Federal lawmakers have worked on legislation to address surprise medical bills, but these proposals must be broadened to help all patients, including the insured and uninsured, says George A. Nation III, a professor of law and business at Bethlehem, Pa.-based Lehigh University, in a post published by The Hill.
Seven takeaways:
1. In September, a bipartisan group of senators unveiled the Protecting Patients from Surprise Medical Bills Act. Then on Oct. 11, Democratic Sen. Maggie Hassan of New Hampshire introduced the No More Surprise Medical Bills Act of 2018, and Democratic Sen. Jeanne Shaheen, also of New Hampshire, filed a companion bill. Rep. Michelle Lujan Grisham, D-N.M., also introduced billing legislation in the House last year.

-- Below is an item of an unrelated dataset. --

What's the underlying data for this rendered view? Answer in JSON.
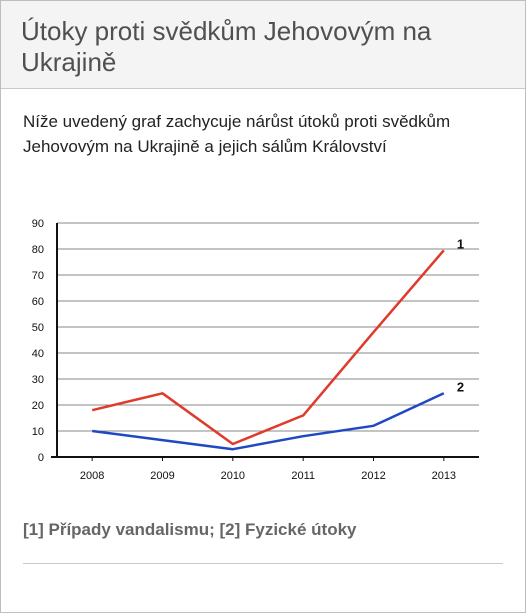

2. The legislative efforts largely focus on surprise medical bills. These can occur when patients through no fault of their own receive care from an out-of-network provider and and the provider charges the difference between the provider's charge and the insurer's allowable out-of-network amount. This may occur for example when a patient is taken to an out-of-network facility during an emergency.
3. Mr. Nation argues patients unfairly receive surprise medical bills, and medical price gouging contributes to this because patients who receive unexpected out-of-network medical bills lose the benefits of in-network rates set by their insurer and are commended to pay high list prices.
4. The No More Surprise Medical Bills Act of 2018 isn't broad enough because it does not protect self-pay patients from medical price-gouging, Mr. Nation said.
5. A companion bill to the No More Surprise Medical Bills Act of 2018, introduced Oct. 3 by Sen. Jeanne Shaheen, D-N.H. protects all self-pay patients from medical price-gouging because it "strikes at the heart of the chargemaster-based pricing system by establishing a method for determining a fair price for medical care," said Mr. Nation.
6. But Mr. Nation took issue with states' options under the companion bill. The legislation allows states to set prices based on one of the following: 125 percent of the Medicare rate; 80 percent of the "usual, customary and reasonable charge for the service, as determined by a database of usual, customary and reasonable charges chosen by the applicable state authority and approved as appropriate by the secretary" of state; or the insurer's allowed in-network charge for service.
7. He argued the Medicare-based rate should apply in emergency situations, and the average contract rate, per contracts between hospitals and in-network insurers, should be an option for nonemergency care, if the hospital contracts with at least three in-network insurers.